Electron-like quasiparticles drive the superconductor-insulator transition in homogeneously disordered thin films

Transport data on Bi, MoGe and PbBi/Ge homogeneously disordered thin films demonstrate that the critical resistivity R_c at the nominal insulator-superconductor transition is linearly proportional to the normal sheet resistance R_N. In addition, the critical magnetic field scales linearly with the superconducting energy gap and is well approximated by H_c2. Because R_N is determined at high temperatures and H_c2 is the pair-breaking field, the two immediate consequences are that electron-like quasiparticles populate the insulating side of the transition and that standard phase-only models are incapable of describing the destruction of the superconducting state.
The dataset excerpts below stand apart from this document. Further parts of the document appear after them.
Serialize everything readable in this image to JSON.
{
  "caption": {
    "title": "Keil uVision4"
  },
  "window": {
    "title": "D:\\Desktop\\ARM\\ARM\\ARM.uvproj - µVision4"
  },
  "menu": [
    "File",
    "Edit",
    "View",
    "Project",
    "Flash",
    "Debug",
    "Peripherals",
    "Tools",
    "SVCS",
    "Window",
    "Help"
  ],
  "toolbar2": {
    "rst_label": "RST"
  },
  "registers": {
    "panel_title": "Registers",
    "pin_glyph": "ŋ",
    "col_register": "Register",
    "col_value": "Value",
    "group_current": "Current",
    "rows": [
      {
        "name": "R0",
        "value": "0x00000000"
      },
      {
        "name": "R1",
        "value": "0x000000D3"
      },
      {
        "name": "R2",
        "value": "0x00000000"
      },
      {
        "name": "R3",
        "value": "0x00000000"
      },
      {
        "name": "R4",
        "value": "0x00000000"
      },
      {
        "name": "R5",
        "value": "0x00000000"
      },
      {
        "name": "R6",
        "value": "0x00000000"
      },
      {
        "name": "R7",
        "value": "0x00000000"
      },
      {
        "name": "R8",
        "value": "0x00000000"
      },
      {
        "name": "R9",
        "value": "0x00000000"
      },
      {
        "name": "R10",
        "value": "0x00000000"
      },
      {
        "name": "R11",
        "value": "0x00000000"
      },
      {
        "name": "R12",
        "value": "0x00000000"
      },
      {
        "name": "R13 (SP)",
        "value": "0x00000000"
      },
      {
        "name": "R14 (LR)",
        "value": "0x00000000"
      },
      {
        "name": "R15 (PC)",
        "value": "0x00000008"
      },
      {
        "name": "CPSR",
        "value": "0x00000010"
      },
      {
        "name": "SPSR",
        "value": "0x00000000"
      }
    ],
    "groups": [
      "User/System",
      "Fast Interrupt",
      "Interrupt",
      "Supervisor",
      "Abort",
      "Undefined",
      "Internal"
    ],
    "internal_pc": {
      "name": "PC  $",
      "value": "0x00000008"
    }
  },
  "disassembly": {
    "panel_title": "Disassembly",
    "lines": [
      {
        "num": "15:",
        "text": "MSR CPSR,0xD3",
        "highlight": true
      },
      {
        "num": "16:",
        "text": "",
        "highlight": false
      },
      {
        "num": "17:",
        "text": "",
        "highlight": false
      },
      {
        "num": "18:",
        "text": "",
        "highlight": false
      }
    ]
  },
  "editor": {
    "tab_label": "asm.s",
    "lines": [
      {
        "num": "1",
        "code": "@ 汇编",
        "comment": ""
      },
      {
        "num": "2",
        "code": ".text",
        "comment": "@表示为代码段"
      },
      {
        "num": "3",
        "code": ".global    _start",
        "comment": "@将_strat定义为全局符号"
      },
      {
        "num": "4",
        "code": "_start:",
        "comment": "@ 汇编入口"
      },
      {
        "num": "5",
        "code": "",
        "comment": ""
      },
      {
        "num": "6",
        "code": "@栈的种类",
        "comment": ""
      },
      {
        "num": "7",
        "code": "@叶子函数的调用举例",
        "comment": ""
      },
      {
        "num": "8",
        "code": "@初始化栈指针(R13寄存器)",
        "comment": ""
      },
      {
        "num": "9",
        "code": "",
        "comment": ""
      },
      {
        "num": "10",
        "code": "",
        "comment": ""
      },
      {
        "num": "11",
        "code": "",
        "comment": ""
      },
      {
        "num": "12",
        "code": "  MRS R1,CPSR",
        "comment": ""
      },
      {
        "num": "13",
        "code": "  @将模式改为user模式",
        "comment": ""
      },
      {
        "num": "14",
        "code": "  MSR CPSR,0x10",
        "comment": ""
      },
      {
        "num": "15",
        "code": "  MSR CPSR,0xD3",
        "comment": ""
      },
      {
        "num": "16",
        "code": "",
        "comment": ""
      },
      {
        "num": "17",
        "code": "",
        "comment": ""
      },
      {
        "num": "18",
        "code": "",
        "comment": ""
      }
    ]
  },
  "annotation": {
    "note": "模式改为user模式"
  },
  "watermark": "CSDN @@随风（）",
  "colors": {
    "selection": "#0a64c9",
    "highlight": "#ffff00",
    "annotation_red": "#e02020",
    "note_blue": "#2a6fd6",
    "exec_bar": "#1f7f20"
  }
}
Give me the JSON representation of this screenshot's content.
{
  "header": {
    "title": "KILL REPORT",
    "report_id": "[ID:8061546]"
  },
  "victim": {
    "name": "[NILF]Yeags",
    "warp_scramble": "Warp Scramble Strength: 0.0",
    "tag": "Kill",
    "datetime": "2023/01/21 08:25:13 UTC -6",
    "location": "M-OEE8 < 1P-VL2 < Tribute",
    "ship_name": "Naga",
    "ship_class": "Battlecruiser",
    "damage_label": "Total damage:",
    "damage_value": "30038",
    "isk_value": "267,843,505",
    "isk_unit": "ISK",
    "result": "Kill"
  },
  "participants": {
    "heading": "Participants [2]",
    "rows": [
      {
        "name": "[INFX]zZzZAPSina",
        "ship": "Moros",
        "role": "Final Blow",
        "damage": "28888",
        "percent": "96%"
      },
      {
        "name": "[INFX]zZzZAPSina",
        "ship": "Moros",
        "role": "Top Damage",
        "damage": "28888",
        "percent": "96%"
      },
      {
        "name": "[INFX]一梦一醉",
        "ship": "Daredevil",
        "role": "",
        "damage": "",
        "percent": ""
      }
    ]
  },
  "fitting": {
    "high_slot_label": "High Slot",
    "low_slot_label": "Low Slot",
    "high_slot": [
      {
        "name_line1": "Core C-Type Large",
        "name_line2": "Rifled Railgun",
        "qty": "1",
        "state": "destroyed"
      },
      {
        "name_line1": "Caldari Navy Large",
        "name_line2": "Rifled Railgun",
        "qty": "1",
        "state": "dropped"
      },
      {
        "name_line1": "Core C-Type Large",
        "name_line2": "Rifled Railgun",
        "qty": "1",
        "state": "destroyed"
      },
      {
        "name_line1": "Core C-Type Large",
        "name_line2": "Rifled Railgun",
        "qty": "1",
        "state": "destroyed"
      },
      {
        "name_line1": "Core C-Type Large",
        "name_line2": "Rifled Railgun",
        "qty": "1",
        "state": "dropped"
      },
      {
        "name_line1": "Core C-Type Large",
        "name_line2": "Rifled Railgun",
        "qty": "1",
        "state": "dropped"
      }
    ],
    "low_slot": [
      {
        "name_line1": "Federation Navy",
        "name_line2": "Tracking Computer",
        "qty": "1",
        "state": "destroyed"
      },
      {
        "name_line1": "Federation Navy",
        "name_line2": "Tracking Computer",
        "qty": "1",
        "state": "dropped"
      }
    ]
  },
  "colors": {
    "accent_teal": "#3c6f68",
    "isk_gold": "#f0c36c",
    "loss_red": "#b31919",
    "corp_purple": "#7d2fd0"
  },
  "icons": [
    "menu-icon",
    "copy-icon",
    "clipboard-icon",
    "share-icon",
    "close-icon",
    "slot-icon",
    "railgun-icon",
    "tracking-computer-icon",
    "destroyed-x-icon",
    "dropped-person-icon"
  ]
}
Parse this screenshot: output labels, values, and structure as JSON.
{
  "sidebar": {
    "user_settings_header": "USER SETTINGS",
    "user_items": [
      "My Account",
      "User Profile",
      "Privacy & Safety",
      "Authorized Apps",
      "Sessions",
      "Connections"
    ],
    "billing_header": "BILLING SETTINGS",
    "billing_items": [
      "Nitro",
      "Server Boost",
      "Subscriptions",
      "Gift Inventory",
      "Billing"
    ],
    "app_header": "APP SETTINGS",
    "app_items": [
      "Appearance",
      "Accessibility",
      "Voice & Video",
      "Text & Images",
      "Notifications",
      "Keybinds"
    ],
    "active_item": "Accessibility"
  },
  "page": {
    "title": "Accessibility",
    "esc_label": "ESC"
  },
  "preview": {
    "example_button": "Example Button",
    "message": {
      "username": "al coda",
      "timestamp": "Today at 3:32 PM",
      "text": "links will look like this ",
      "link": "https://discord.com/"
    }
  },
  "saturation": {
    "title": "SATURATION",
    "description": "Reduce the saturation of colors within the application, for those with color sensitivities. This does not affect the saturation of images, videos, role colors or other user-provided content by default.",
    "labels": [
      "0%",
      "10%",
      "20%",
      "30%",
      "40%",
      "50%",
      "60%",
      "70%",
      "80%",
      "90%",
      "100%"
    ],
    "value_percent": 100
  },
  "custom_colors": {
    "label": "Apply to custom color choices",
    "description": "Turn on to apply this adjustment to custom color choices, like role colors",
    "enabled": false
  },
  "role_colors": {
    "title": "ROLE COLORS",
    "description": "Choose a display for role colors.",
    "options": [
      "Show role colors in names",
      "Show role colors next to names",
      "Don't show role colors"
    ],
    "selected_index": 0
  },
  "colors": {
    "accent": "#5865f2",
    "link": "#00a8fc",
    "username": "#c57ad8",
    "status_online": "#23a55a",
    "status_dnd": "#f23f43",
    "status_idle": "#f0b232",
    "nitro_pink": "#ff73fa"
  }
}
As gapless electronic excitations populate the insulating state, the universality class is no longer the three-dimensional XY model, thereby relaxing the constraints that this model imposes on the critical exponents as well as on the critical resistance, namely R_c = R_Q = h/4e². The lack of a unique critical resistance in homogeneously disordered films can be understood in this context. In the light of recent experiments which observe an intervening metallic state separating the insulator from the superconductor in homogeneously disordered MoGe thin films, we argue that the two transitions that accompany the destruction of superconductivity are superconductor to Bose metal in which phase coherence is lost and Bose metal to localized electron insulator via pair breaking.